Lo aveva già intuito Edward C. Banfield con il suo studio etnografico della società italiana e delle numerose comunità che popolano la penisola. Il famoso politologo statuinitense coniò il termine familismo amorale, etichetta che sin da subito aderì in maniera più che calzante alla realtà di Chiaromonte, piccolo comune in Basilicata di quasi 2000 anime. Le “Basi morali di una società arretrata”, scritto tanto sagace quanto lungimirante, destinato ad individuare con invidiabile chiarezza tutti i limiti di una società retta su interessi particolaristici e paure collettive.
Famiglie chiuse, poco propense a condividere problemi e risorse con una comunità più ampia, centrate e ripiegate su se stesse. Paure ancestrali mescolate a quelle del giudizio dell’altro, egoismo paralizzante e rigidi confini invalicabili. Abitudini custodite gelosamente, congelate con cura affinchè resistessero intatte al tempo e alle “incursioni”, tanto del diverso quanto del vicino.
“Un sistema che resta chiuso al suo interno non è in grado di abbandonare il vecchio né tantomeno di generare il nuovo, trasformando ed innovando le sue energie in qualcosa di più della semplice somma delle sue parti”.
Con questa definizione, che mescola frasi di diversi pensatori sparsi qui è là nella storia, ho cercato di esprimere con chiarezza quanto considero fuorviante il credere oggi che una società sovranista e chiusa al proprio interno con l’obiettivo prioritario di perseguire interessi particolaristici, in realtà, generi il risultato opposto a quello desiderato e cioè immobilità.
Non solo il sovranismo è un obiettivo controproducente in una realtà mondiale ormai globalizzata, ma lo è ancor di più guardando alla filogenesi dell’uomo e al suo progresso psico- sociale.
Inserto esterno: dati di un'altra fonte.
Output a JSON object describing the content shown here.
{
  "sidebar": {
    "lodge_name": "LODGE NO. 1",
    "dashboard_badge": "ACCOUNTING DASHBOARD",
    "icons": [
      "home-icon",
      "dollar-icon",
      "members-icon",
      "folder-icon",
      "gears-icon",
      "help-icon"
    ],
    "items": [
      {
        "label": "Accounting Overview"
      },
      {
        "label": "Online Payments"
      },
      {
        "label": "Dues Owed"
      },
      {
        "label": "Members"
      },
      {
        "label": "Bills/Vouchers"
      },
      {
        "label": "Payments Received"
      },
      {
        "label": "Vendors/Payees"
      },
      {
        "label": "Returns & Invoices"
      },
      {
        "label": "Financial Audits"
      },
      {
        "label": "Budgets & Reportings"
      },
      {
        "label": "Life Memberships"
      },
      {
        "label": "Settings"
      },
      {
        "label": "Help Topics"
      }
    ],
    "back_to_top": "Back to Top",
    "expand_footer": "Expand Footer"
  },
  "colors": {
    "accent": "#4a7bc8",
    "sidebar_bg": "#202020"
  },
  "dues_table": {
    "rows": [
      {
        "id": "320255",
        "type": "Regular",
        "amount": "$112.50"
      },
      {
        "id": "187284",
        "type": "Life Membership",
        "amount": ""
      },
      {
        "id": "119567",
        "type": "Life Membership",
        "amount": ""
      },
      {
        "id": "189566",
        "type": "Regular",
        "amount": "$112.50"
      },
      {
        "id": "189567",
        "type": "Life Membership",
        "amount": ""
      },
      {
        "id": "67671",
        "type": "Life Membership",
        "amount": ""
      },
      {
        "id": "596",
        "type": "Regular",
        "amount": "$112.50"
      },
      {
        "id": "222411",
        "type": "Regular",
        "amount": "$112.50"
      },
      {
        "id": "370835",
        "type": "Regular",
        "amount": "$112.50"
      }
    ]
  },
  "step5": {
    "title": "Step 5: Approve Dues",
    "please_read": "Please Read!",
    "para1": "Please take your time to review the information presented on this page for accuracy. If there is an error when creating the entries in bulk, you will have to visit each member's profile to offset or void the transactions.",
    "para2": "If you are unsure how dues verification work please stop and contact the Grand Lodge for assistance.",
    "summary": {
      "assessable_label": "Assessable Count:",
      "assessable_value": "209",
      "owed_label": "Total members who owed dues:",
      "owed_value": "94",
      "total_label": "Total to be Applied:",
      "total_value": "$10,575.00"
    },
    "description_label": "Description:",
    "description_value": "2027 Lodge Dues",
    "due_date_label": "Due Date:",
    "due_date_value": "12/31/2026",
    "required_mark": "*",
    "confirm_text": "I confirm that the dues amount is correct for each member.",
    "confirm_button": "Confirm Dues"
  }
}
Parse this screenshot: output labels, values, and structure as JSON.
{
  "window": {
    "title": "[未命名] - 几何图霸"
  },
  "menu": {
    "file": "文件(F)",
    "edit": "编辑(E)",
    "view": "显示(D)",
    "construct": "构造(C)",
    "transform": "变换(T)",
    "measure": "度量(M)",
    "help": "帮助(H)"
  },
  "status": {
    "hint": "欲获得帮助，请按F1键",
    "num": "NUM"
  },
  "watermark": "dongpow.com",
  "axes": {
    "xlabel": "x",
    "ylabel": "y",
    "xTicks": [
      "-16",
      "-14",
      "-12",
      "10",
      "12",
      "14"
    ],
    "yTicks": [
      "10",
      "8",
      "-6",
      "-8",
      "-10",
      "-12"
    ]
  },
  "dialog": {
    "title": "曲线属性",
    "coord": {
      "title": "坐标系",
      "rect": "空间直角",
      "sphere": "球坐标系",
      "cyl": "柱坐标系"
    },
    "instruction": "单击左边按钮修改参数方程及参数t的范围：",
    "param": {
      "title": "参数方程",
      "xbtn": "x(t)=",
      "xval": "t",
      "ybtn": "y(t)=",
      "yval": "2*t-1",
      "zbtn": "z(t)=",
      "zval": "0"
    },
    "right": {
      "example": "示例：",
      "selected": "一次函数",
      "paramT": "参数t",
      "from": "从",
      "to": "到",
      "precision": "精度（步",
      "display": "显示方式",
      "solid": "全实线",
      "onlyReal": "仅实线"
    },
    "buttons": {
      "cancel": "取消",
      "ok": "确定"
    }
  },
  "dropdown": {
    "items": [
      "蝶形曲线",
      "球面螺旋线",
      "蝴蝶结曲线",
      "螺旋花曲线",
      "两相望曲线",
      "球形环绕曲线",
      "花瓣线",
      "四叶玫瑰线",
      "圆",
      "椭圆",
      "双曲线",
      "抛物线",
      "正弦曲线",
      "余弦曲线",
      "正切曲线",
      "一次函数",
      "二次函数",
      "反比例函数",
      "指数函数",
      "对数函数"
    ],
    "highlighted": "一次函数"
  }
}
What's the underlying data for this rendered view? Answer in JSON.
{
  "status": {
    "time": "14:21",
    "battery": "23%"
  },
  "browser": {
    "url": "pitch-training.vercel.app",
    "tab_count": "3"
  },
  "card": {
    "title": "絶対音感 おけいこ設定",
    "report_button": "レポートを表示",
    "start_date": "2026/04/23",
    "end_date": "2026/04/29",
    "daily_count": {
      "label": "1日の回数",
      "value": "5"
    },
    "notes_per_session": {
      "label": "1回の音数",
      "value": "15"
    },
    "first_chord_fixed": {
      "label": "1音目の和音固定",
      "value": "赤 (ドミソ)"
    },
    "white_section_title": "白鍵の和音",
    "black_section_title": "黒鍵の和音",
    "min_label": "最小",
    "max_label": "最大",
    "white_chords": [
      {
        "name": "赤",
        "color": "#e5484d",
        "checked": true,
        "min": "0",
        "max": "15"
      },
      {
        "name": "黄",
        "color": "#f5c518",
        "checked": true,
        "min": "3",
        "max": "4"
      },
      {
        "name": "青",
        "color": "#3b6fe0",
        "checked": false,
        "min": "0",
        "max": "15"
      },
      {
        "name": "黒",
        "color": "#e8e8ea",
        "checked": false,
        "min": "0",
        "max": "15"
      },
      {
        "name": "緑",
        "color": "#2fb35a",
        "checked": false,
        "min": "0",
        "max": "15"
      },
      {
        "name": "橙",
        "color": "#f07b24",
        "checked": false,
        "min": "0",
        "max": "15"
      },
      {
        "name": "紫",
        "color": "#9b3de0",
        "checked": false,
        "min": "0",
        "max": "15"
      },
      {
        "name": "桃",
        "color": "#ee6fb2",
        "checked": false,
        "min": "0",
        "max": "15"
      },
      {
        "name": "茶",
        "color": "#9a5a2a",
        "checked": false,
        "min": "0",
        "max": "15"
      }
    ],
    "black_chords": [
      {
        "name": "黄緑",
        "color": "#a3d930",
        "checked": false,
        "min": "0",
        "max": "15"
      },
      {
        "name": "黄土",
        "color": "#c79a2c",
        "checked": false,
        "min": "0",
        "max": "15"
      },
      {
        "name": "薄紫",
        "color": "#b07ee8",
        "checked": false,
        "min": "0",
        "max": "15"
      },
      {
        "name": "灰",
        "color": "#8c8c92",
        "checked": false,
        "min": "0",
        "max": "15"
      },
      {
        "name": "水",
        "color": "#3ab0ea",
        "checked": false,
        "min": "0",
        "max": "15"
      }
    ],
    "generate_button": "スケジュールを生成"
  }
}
Difatti da sempre l’essere umano si è impegnato con estrema fatica nella ridefinizione dei propri confini interiori, così da progredire e raggiungere fasi di sviluppo sempre più alte. Questa affannosa operazione di “modellamento” è stata necessariamente accompagnata dalla ricerca del nuovo e del diverso, con cui l’uomo ha cercato di trovare nel mondo una cassa di risonanza ai suoi cambiamenti, corrispondenze sempre più accurate tra il dentro ed il fuori.
Ed invece oggi come ieri, l’Italia tutta come Chiaromonte, si mostrano reticenti all’apertura, invischiate nell’immobilità della paura e dell’abitudine. La paura del cambiamento non è qualcosa di irrazionale ma, al contrario, rappresenta una precisa strategia di sopravvivenza dell’uomo che in tal modo mette in atto un meccanismo di difesa grazie al quale genera una sorta di barriera protettiva. I venti che da più parti (n.b. Africa) soffiano a spostarne gli equilibri sono così ridotti a folate che occasionalmente toccano la nostra vita, ma non abbastanza da poterne entrare a far parte. Non comprenderne la portata fa si che un’imperdibile occasione di arricchimento si trasformi esclusivamente in un fardello da portare al collo, come un cappio che stringe ma allo stesso tempo diventa indispensabile capo di vestiario del nostro Sé, di cui non riusciamo più a farne a meno.
Ma perché? Siamo davvero così davvero spaventati di cambiare le nostre abitudini fino al punto di girarci dall’altra parte di fronte alla morte? Siamo così tanto insicuri ed attaccati al familismo da dimenticarci quando i nostri bisogni nei momenti di pericolo siano stati accolti dall’altro, da un mondo che nonostante tutto sembra ancora volerci bene, almeno un po’? Perché, mi chiedo, sia meno riprovevole che una persona di un paese lontano muoia di fame piuttosto che un qualsiasi nostro connazionale? Mi chiedo cosa ci spinga ad incasellare l’umanità in una classifica, quando e dove è nato il nostro bisogno estremo di sentirci protetti, a tutti i costi e fino alle armi, fino ad uccidere, fino a soffocare la parte di noi stessi più sana, quella che ci fa vivere ed amare, guardare negli occhi un uomo e rivedere le nostre stesse paure e bisogni, speranze e desideri.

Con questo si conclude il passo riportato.